Через какое-то время Домострой начал подозревать, что Годдар ловко смешивает звуки живых инструментов с электронными имитациями синтезатора, позволяющего ему одним касанием клавиатуры аккомпанировать себе сразу несколькими инструментами или даже целым оркестром. Он заметил, что лишь однажды Годдар записал музыку, созданную кем-то другим, — две песни на испанском, которые упоминала Ангел, — но даже они были основательно переработаны, дабы соответствовать фирменному звуку Годдара. Ранее обе они были множество раз перепеты латиноамериканскими певцами, так что, раз уж Годдар взял на себя труд переделать, перевести и записать эти бесхитростные народные песни, значит, они были важны для него. Однако ни на одной из других его пластинок нельзя обнаружить латиноамериканское влияние. Быть может, он, путешествуя, услышал эти мотивы в мексиканском ночном клубе или на латиноамериканском празднике и проникся ими настолько, что не пожалел своего таланта, времени, сил, чтобы познакомить с ними Штаты? Кто знает?
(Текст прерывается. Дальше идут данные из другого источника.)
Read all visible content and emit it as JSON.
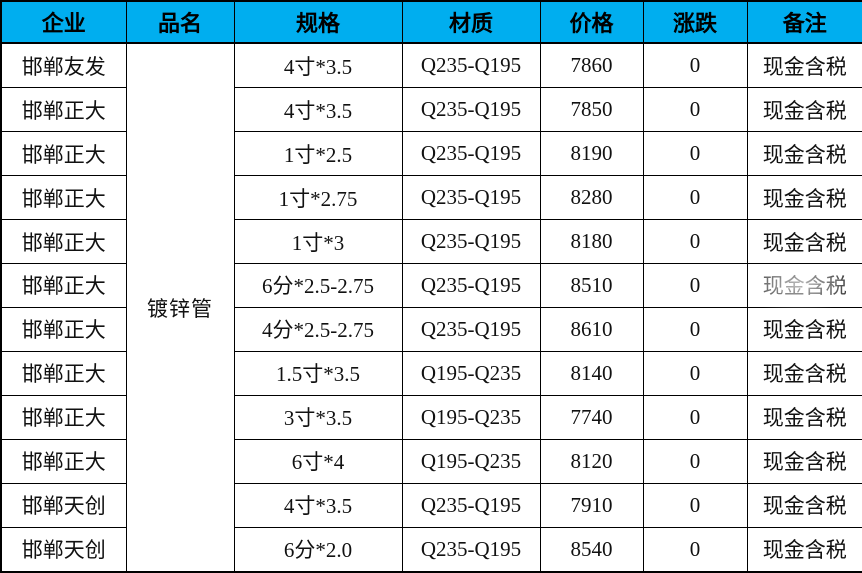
{
  "table": {
    "headers": [
      "企业",
      "品名",
      "规格",
      "材质",
      "价格",
      "涨跌",
      "备注"
    ],
    "product_name": "镀锌管",
    "rows": [
      {
        "company": "邯郸友发",
        "spec": "4寸*3.5",
        "material": "Q235-Q195",
        "price": "7860",
        "change": "0",
        "note": "现金含税"
      },
      {
        "company": "邯郸正大",
        "spec": "4寸*3.5",
        "material": "Q235-Q195",
        "price": "7850",
        "change": "0",
        "note": "现金含税"
      },
      {
        "company": "邯郸正大",
        "spec": "1寸*2.5",
        "material": "Q235-Q195",
        "price": "8190",
        "change": "0",
        "note": "现金含税"
      },
      {
        "company": "邯郸正大",
        "spec": "1寸*2.75",
        "material": "Q235-Q195",
        "price": "8280",
        "change": "0",
        "note": "现金含税"
      },
      {
        "company": "邯郸正大",
        "spec": "1寸*3",
        "material": "Q235-Q195",
        "price": "8180",
        "change": "0",
        "note": "现金含税"
      },
      {
        "company": "邯郸正大",
        "spec": "6分*2.5-2.75",
        "material": "Q235-Q195",
        "price": "8510",
        "change": "0",
        "note": "现金含税"
      },
      {
        "company": "邯郸正大",
        "spec": "4分*2.5-2.75",
        "material": "Q235-Q195",
        "price": "8610",
        "change": "0",
        "note": "现金含税"
      },
      {
        "company": "邯郸正大",
        "spec": "1.5寸*3.5",
        "material": "Q195-Q235",
        "price": "8140",
        "change": "0",
        "note": "现金含税"
      },
      {
        "company": "邯郸正大",
        "spec": "3寸*3.5",
        "material": "Q195-Q235",
        "price": "7740",
        "change": "0",
        "note": "现金含税"
      },
      {
        "company": "邯郸正大",
        "spec": "6寸*4",
        "material": "Q195-Q235",
        "price": "8120",
        "change": "0",
        "note": "现金含税"
      },
      {
        "company": "邯郸天创",
        "spec": "4寸*3.5",
        "material": "Q235-Q195",
        "price": "7910",
        "change": "0",
        "note": "现金含税"
      },
      {
        "company": "邯郸天创",
        "spec": "6分*2.0",
        "material": "Q235-Q195",
        "price": "8540",
        "change": "0",
        "note": "现金含税"
      }
    ],
    "colors": {
      "header_bg": "#00AEEF",
      "border": "#000000",
      "text": "#111111",
      "row_bg": "#FFFFFF"
    }
  }
}
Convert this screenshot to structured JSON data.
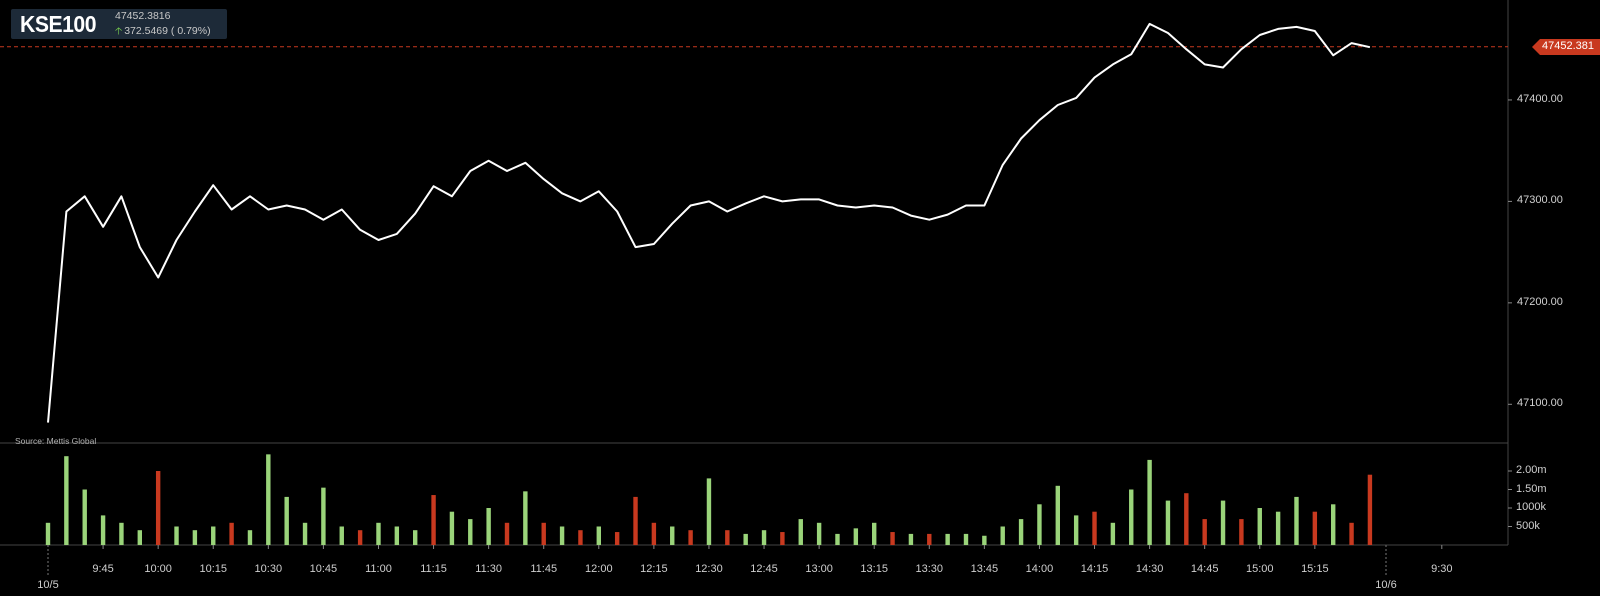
{
  "header": {
    "symbol": "KSE100",
    "last": "47452.3816",
    "change": "372.5469 ( 0.79%)"
  },
  "source_note": "Source: Mettis Global",
  "last_price_label": "47452.381",
  "colors": {
    "price_line": "#ffffff",
    "up_volume": "#9ad47a",
    "down_volume": "#c8391f",
    "last_price_tag": "#c8391f",
    "grid": "#444444"
  },
  "chart_data": [
    {
      "type": "line",
      "title": "",
      "xlabel": "",
      "ylabel": "",
      "series": [
        {
          "name": "KSE100"
        }
      ],
      "ylim": [
        47050,
        47500
      ],
      "yticks": [
        "47100.00",
        "47200.00",
        "47300.00",
        "47400.00"
      ],
      "xtick_labels": [
        "9:45",
        "10:00",
        "10:15",
        "10:30",
        "10:45",
        "11:00",
        "11:15",
        "11:30",
        "11:45",
        "12:00",
        "12:15",
        "12:30",
        "12:45",
        "13:00",
        "13:15",
        "13:30",
        "13:45",
        "14:00",
        "14:15",
        "14:30",
        "14:45",
        "15:00",
        "15:15",
        "9:30"
      ],
      "date_labels": [
        "10/5",
        "10/6"
      ],
      "last_value": 47452.3816,
      "x": [
        "9:30",
        "9:35",
        "9:40",
        "9:45",
        "9:50",
        "9:55",
        "10:00",
        "10:05",
        "10:10",
        "10:15",
        "10:20",
        "10:25",
        "10:30",
        "10:35",
        "10:40",
        "10:45",
        "10:50",
        "10:55",
        "11:00",
        "11:05",
        "11:10",
        "11:15",
        "11:20",
        "11:25",
        "11:30",
        "11:35",
        "11:40",
        "11:45",
        "11:50",
        "11:55",
        "12:00",
        "12:05",
        "12:10",
        "12:15",
        "12:20",
        "12:25",
        "12:30",
        "12:35",
        "12:40",
        "12:45",
        "12:50",
        "12:55",
        "13:00",
        "13:05",
        "13:10",
        "13:15",
        "13:20",
        "13:25",
        "13:30",
        "13:35",
        "13:40",
        "13:45",
        "13:50",
        "13:55",
        "14:00",
        "14:05",
        "14:10",
        "14:15",
        "14:20",
        "14:25",
        "14:30",
        "14:35",
        "14:40",
        "14:45",
        "14:50",
        "14:55",
        "15:00",
        "15:05",
        "15:10",
        "15:15",
        "15:20",
        "15:25",
        "15:30"
      ],
      "y": [
        47082,
        47290,
        47305,
        47275,
        47305,
        47255,
        47225,
        47262,
        47290,
        47316,
        47292,
        47305,
        47292,
        47296,
        47292,
        47282,
        47292,
        47272,
        47262,
        47268,
        47288,
        47315,
        47305,
        47330,
        47340,
        47330,
        47338,
        47322,
        47308,
        47300,
        47310,
        47290,
        47255,
        47258,
        47278,
        47296,
        47300,
        47290,
        47298,
        47305,
        47300,
        47302,
        47302,
        47296,
        47294,
        47296,
        47294,
        47286,
        47282,
        47287,
        47296,
        47296,
        47336,
        47362,
        47380,
        47395,
        47402,
        47422,
        47435,
        47445,
        47475,
        47466,
        47450,
        47435,
        47432,
        47450,
        47464,
        47470,
        47472,
        47468,
        47444,
        47456,
        47452
      ]
    },
    {
      "type": "bar",
      "title": "",
      "series": [
        {
          "name": "Volume"
        }
      ],
      "ylim": [
        0,
        2500000
      ],
      "yticks": [
        "500k",
        "1000k",
        "1.50m",
        "2.00m"
      ],
      "x": [
        "9:30",
        "9:35",
        "9:40",
        "9:45",
        "9:50",
        "9:55",
        "10:00",
        "10:05",
        "10:10",
        "10:15",
        "10:20",
        "10:25",
        "10:30",
        "10:35",
        "10:40",
        "10:45",
        "10:50",
        "10:55",
        "11:00",
        "11:05",
        "11:10",
        "11:15",
        "11:20",
        "11:25",
        "11:30",
        "11:35",
        "11:40",
        "11:45",
        "11:50",
        "11:55",
        "12:00",
        "12:05",
        "12:10",
        "12:15",
        "12:20",
        "12:25",
        "12:30",
        "12:35",
        "12:40",
        "12:45",
        "12:50",
        "12:55",
        "13:00",
        "13:05",
        "13:10",
        "13:15",
        "13:20",
        "13:25",
        "13:30",
        "13:35",
        "13:40",
        "13:45",
        "13:50",
        "13:55",
        "14:00",
        "14:05",
        "14:10",
        "14:15",
        "14:20",
        "14:25",
        "14:30",
        "14:35",
        "14:40",
        "14:45",
        "14:50",
        "14:55",
        "15:00",
        "15:05",
        "15:10",
        "15:15",
        "15:20",
        "15:25",
        "15:30"
      ],
      "values": [
        600000,
        2400000,
        1500000,
        800000,
        600000,
        400000,
        2000000,
        500000,
        400000,
        500000,
        600000,
        400000,
        2450000,
        1300000,
        600000,
        1550000,
        500000,
        400000,
        600000,
        500000,
        400000,
        1350000,
        900000,
        700000,
        1000000,
        600000,
        1450000,
        600000,
        500000,
        400000,
        500000,
        350000,
        1300000,
        600000,
        500000,
        400000,
        1800000,
        400000,
        300000,
        400000,
        350000,
        700000,
        600000,
        300000,
        450000,
        600000,
        350000,
        300000,
        300000,
        300000,
        300000,
        250000,
        500000,
        700000,
        1100000,
        1600000,
        800000,
        900000,
        600000,
        1500000,
        2300000,
        1200000,
        1400000,
        700000,
        1200000,
        700000,
        1000000,
        900000,
        1300000,
        900000,
        1100000,
        600000,
        1900000
      ],
      "up": [
        true,
        true,
        true,
        true,
        true,
        true,
        false,
        true,
        true,
        true,
        false,
        true,
        true,
        true,
        true,
        true,
        true,
        false,
        true,
        true,
        true,
        false,
        true,
        true,
        true,
        false,
        true,
        false,
        true,
        false,
        true,
        false,
        false,
        false,
        true,
        false,
        true,
        false,
        true,
        true,
        false,
        true,
        true,
        true,
        true,
        true,
        false,
        true,
        false,
        true,
        true,
        true,
        true,
        true,
        true,
        true,
        true,
        false,
        true,
        true,
        true,
        true,
        false,
        false,
        true,
        false,
        true,
        true,
        true,
        false,
        true,
        false,
        false
      ]
    }
  ]
}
На то могла быть дюжина столь же вероятных причин.
Через несколько дней после встречи с Нэшем Домострой отправился навестить Сэмюэля Скэйлза в офисе "Малер, Штраус, Гендель и Пендерецкий", крупной юридической конторы, представляющей интересы многих клиентов из мира искусств, преимущественно музыкантов. Несколько лет назад Скэйлз заключал контракт Домостроя с "Этюд Классик"; в то время они часто встречались и в неформальной обстановке. Фирма Скэйлза, до недавнего времени располагавшаяся в одном из особнячков Ист-Сайда, теперь занимала, точно отражая стремительный рост индустрии развлечений, шесть этажей в Хаммер-клавир Билдинг, одном из высочайших футуристических дополнений к очертаниям Манхэттена.
В приемной вместе с Домостроем дожидались своей очереди пожилая, но все еще очаровательная кинодива и пара черных рок-музыкантов. Направляясь вслед за секретарем в кабинет Скэйлза, он миновал ряды конторских столов и дюжины кабинок, вовсю жужжавших электрическими пишущими машинками, телексами, телефонами и копировальными аппаратами. Такое множество клерков, вооруженных новейшими электронными устройствами для обработки текста, поражало, и вдруг ужас охватил его, ужас, смешанный с недоумением: зачем он вообще сюда явился?
Скэйлз поднялся из-за своего огромного палисандрового стола, что располагался перед стеклянной стеной, на сорок этажей возвышающейся над Мэдисон-авеню. Скэйлз выглядел типичным стареющим плейбоем с Беверли-Хиллз: дочерна загорелый, с зачесанными назад седеющими волосами, щеки и лоб разглажены стараниями пластического хирурга. Он приветливо помахал рукой Домострою:
— Вот это да! Не ожидал увидеть тебя в такой прекрасной форме, — шутливо начал он, — после всех кошмарных слухов, что ползут о тебе.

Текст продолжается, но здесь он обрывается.